Ocurre que Prince murió sin hacer testamento. Tras la inevitable pelea por su patrimonio, los herederos —una hermana, varios hermanastros— se dividieron. Unos vendieron su parte a Primary Wave, empresa especializada en explotación de legados musicales. El resto prefirió gestionar su porción bajo la dirección del abogado L. Londell McMillan, que ya había trabajado para Prince. Este segundo grupo bloquea la exhibición del documental.
Alegan que, entre las 70 entrevistas realizadas, se deslizan aspectos antipáticos de Prince: su violencia física contra alguna novia, el posible antisemitismo del álbum The Rainbow Children, la pretensión de que Wendy Melvoin y Lisa Coleman —antiguas acompañantes suyas— renunciaran a su relación lésbica, la discrepancia entre su pública postura antidrogas y la realidad de que muriera por sobredosis de fentanilo (la militancia en los Testigos de Jehová le resultaría fatal). Los disidentes tienen al proyecto, disculpen la expresión, agarrado por las pelotas: una cláusula del contrato especificaba que la serie duraría seis horas.
Puede que todo sea un chantaje para sacar más dinero a Netflix, puede que la plataforma ahora prefiera retratos con menos aristas, puede que el realizador sea muy cabezota (aunque ya se sabía que trabajaba a lo grande: su oscarizada serie sobre O. J. Simpson se acerca a las ocho horas). Pero nos sirve para recordar que los documentales musicales no son necesariamente biografías fiables.
Los realizadores necesitan conseguir el uso de las grabaciones originales, generalmente en poder de una discográfica, y el permiso para colocar canciones en un producto audiovisual, que reside en una editora musical. Antes podían coincidir en una misma empresa pero eso cambió, con las turbulencias en el mercado de los derechos y las maniobras de figuras veteranas para recuperar el control de sus creaciones. Las disqueras no ponen demasiadas pegas: un buen documental reaviva el catálogo. Pero los artistas o sus familias suelen pretender endulzar el producto.

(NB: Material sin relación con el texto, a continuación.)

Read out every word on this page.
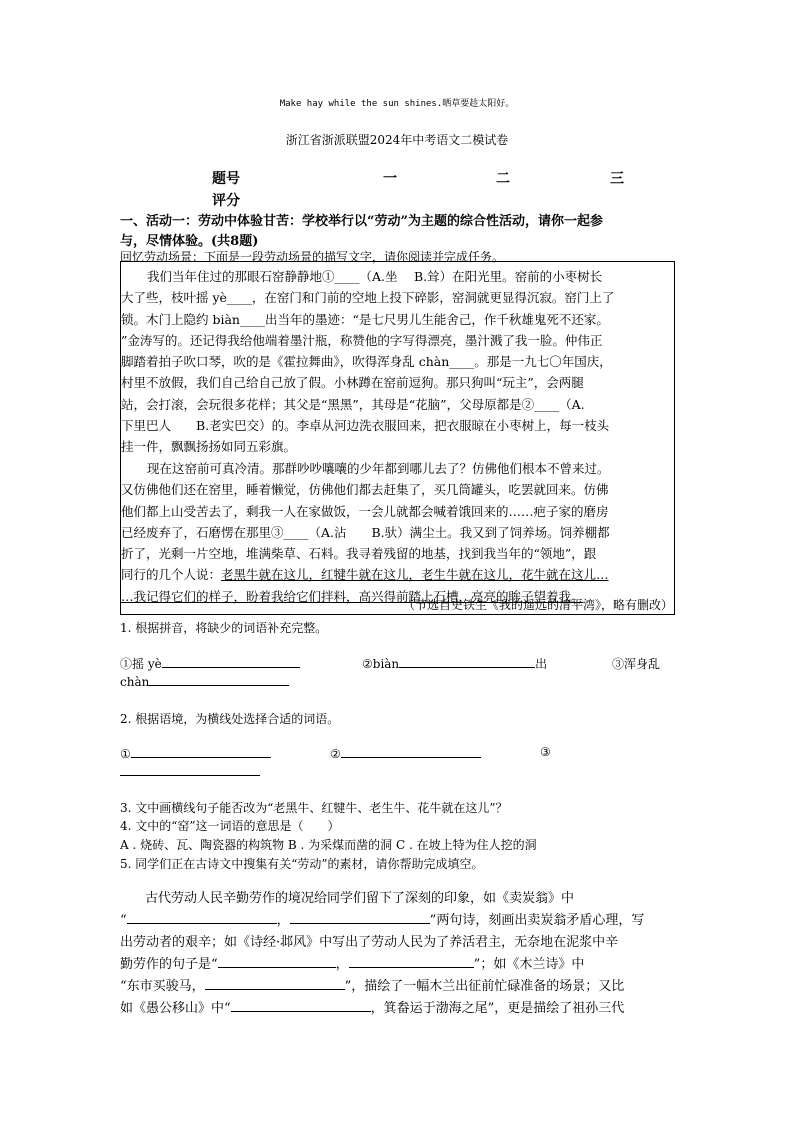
Make hay while the sun shines.晒草要趁太阳好。
浙江省浙派联盟2024年中考语文二模试卷
题号	一	二	三
评分
一、活动一：劳动中体验甘苦：学校举行以“劳动”为主题的综合性活动，请你一起参
与，尽情体验。(共8题)
回忆劳动场景：下面是一段劳动场景的描写文字，请你阅读并完成任务。
我们当年住过的那眼石窑静静地①____（A.坐　 B.耸）在阳光里。窑前的小枣树长
大了些，枝叶摇 yè____，在窑门和门前的空地上投下碎影，窑洞就更显得沉寂。窑门上了
锁。木门上隐约 biàn____出当年的墨迹：“是七尺男儿生能舍己，作千秋雄鬼死不还家。
”金涛写的。还记得我给他端着墨汁瓶，称赞他的字写得漂亮，墨汁溅了我一脸。仲伟正
脚踏着拍子吹口琴，吹的是《霍拉舞曲》，吹得浑身乱 chàn____。那是一九七〇年国庆，
村里不放假，我们自己给自己放了假。小林蹲在窑前逗狗。那只狗叫“玩主”，会两腿
站，会打滚，会玩很多花样；其父是“黑黑”，其母是“花脑”，父母原都是②____（A.
下里巴人　　B.老实巴交）的。李卓从河边洗衣服回来，把衣服晾在小枣树上，每一枝头
挂一件，飘飘扬扬如同五彩旗。
现在这窑前可真冷清。那群吵吵嚷嚷的少年都到哪儿去了？仿佛他们根本不曾来过。
又仿佛他们还在窑里，睡着懒觉，仿佛他们都去赶集了，买几筒罐头，吃罢就回来。仿佛
他们都上山受苦去了，剩我一人在家做饭，一会儿就都会喊着饿回来的……疤子家的磨房
已经废弃了，石磨愣在那里③____（A.沾　　B.驮）满尘土。我又到了饲养场。饲养棚都
折了，光剩一片空地，堆满柴草、石料。我寻着残留的地基，找到我当年的“领地”，跟
同行的几个人说：老黑牛就在这儿，红犍牛就在这儿，老生牛就在这儿，花牛就在这儿…
…我记得它们的样子，盼着我给它们拌料，高兴得前踏上石槽，亮亮的眸子望着我。
（节选自史铁生《我的遥远的清平湾》，略有删改）
1. 根据拼音，将缺少的词语补充完整。
①摇 yè	②biàn	出	③浑身乱
chàn
2. 根据语境，为横线处选择合适的词语。
①	②	③
3. 文中画横线句子能否改为“老黑牛、红犍牛、老生牛、花牛就在这儿”？
4. 文中的“窑”这一词语的意思是（　　）
A . 烧砖、瓦、陶瓷器的构筑物 B . 为采煤而凿的洞 C . 在坡上特为住人挖的洞
5. 同学们正在古诗文中搜集有关“劳动”的素材，请你帮助完成填空。
古代劳动人民辛勤劳作的境况给同学们留下了深刻的印象，如《卖炭翁》中
“	，	”两句诗，刻画出卖炭翁矛盾心理，写
出劳动者的艰辛；如《诗经·邶风》中写出了劳动人民为了养活君主，无奈地在泥浆中辛
勤劳作的句子是“	，	”；如《木兰诗》中
“东市买骏马，	”，描绘了一幅木兰出征前忙碌准备的场景；又比
如《愚公移山》中“	，箕畚运于渤海之尾”，更是描绘了祖孙三代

Es legítimo, supongo. Resulta comprensible que el hijo de Anita Pallenberg teledirija un documental que esquiva el lado obscuro de su madre. Puedes entender que Steve Van Zandt se autocelebre en Discípulo. Efectivamente, tienen poder de veto y prefieren blanquear asuntos espinosos. Como con Prince, los herederos tienden a estar a la greña: los conflictos entre hijos de Zappa impiden un perfil honesto del personaje. Igual que los odios entre los sucesores de los Ramones, que imposibilitan el planeado documental de Martin Scorsese. Un inciso: conviene no sobrevalorar el Toque Scorsese en estos asuntos; aunque ha filmado estupendos conciertos, en ocasiones se limita a poco más que poner su marca. Sabemos que No Direction Home fue en gran parte obra del documentalista habitual de Dylan, Michael Borofsky. Pero esa es otra guerra.